Aug 4, 2011
Running the Gauntlet
A big, brown silhouette of a bird standing on the ground in the grassy area north of the cattle guard caught my attention this morning. It was a young Red-tailed Hawk. But the really interesting part about this bird’s presence was what had attracted its attention.
Movement in the grass just 20 feet or so ahead of the hawk morphed into a what looked like a Northern Pintail hen leading a large brood of ducklings past the hawk. She was very alert, cautious and yet, continued to push forward with her brood of twelve ducklings half her size instinctively following. The babies tumbled and stumbled over the ground after Mom, maintaining formation as best they could. Just then, an adult Swainson’s Hawk landed on the other side of the brood. Ms. Duck was leading her family through a gauntlet of predators.
The Red-tail watched silently for a few moments and then took off; I half-expected the hawk to swoop down and snatch a duckling. It’s possible that an Eastern Kingbird foiled the attack. The intrepid kingbird, known for its fearlessness, swooped down to the Red-tail and tried to peck the hawk on its back. Then, both flew off. That left the hen to contend with the Swainson’s.
The Swainson’s was interested and took a couple running steps with wings open toward the brood. But Momma just kept moving forward. Then I saw her breast was bloodied. I can’t say if she had tangled with the hawks before I happened on group, or if the blood came from her breast or the tops of her webbed feet. It just didn’t look good for her or the babies.
One thing that came through, however, was the hen’s resolve. She continued to press south through the grass and across the county road, and then farther south to the bend in the river. It’s as if she had a homing instinct for the water. They made it across the road in time due to the good graces of a refuge truck driver, which slowed enough to let the whole brood pass safely.
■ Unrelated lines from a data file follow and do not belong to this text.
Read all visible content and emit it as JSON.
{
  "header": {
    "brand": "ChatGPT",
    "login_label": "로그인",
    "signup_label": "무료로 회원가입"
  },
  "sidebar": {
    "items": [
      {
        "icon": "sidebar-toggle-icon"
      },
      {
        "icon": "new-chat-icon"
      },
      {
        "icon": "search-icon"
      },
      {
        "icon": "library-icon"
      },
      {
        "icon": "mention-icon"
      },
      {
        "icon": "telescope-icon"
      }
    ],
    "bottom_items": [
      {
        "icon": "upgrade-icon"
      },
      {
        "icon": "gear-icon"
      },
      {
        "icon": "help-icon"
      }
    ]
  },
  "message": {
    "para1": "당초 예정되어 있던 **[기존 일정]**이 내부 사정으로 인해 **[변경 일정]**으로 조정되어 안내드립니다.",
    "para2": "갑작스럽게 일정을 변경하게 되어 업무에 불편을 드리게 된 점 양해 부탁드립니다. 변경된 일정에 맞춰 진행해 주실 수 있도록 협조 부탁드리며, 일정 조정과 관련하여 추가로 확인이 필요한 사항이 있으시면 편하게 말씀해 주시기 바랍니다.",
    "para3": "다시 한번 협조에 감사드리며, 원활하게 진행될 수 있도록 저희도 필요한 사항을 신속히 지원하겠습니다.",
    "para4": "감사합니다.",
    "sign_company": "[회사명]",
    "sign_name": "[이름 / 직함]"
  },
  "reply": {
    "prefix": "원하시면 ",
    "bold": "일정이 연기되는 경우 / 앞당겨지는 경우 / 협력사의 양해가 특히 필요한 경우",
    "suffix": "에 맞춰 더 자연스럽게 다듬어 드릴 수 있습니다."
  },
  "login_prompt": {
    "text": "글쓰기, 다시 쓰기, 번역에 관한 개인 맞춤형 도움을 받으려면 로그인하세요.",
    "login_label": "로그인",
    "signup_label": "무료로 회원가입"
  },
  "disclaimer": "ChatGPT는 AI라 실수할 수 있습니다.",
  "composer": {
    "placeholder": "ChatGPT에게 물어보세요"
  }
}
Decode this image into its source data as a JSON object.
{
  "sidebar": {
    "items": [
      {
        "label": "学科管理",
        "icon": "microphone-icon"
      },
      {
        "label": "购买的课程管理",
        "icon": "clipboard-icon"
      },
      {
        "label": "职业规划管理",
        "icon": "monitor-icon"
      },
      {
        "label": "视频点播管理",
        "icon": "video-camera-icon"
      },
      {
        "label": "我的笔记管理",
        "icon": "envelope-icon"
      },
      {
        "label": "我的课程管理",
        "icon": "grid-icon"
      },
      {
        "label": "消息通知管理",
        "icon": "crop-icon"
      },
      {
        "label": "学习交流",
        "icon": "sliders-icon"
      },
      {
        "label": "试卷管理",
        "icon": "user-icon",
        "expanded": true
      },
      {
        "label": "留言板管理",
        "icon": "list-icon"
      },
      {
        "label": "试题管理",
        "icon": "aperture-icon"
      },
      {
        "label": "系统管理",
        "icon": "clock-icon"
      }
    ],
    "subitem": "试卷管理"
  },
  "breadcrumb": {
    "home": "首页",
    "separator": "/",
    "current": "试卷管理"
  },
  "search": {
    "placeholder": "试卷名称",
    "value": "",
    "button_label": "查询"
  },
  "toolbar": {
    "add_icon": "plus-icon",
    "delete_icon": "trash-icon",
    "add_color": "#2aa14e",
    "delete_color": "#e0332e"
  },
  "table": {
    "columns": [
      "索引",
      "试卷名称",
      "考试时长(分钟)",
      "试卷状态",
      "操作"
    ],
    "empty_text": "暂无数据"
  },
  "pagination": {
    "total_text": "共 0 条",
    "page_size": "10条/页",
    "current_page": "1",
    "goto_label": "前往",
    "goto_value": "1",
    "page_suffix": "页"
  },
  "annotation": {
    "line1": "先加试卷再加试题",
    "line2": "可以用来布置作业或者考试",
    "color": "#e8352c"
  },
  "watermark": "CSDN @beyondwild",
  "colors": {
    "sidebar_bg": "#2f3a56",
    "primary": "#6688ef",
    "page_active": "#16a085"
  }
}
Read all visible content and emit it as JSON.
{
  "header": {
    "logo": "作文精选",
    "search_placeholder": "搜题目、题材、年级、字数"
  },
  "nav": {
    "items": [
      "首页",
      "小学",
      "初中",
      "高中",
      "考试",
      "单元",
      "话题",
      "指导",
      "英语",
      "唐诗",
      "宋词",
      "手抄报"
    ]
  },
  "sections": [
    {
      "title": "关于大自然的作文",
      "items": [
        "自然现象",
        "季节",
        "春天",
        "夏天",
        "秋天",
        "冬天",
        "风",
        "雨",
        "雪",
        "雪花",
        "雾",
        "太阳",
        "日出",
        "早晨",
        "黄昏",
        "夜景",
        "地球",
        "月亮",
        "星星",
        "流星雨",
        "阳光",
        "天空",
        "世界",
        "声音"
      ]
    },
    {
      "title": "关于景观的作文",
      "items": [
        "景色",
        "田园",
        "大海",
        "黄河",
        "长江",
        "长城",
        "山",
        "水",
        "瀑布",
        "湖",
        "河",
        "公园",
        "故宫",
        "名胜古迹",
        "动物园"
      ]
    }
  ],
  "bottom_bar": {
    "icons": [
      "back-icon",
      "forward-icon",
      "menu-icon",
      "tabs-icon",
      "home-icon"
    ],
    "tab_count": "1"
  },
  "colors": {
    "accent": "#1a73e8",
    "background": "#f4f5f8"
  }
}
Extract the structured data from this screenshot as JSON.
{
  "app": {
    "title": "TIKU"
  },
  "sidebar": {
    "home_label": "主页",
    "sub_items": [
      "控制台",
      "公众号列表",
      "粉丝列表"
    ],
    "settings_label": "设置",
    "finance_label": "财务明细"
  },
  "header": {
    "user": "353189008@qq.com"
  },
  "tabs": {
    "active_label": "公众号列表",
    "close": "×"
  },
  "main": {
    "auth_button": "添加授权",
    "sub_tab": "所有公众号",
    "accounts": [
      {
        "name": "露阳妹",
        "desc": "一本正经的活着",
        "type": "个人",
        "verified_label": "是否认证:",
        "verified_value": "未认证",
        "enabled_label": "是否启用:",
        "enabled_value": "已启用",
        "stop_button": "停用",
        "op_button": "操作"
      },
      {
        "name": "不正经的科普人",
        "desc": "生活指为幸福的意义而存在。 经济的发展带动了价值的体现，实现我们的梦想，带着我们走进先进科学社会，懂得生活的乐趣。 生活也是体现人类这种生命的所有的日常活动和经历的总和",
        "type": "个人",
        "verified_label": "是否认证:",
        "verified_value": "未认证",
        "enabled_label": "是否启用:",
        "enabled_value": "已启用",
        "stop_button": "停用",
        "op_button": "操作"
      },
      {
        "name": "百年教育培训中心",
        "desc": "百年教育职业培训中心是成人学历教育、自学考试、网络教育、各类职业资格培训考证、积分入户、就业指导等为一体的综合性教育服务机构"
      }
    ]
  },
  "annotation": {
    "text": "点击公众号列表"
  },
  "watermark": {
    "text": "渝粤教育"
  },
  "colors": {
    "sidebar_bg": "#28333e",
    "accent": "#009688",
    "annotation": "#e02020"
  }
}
Meanwhile, the Swainson’s had lost interest, flown, then landed again near the ducks as they crossed the final upland section between the road and the river. Once again, the Swainson’s made a running feint at the brood without making a grab for any of them. It would have been easy pickings, but instead, the hawk took flight.
The hen and her brood made it to the river. I calculated I had watched the drama for at least a sixteenth of a mile.The last time I saw them, she was leading her babies downstream…eleven of them. One of the babies had not been able to keep up just after the Red-tail left. I saw the duckling stumble twice and then remain alone in the grass long before the brood crossed the road to the south side. Mom did not wait.
I guess that would be called survival of the fittest.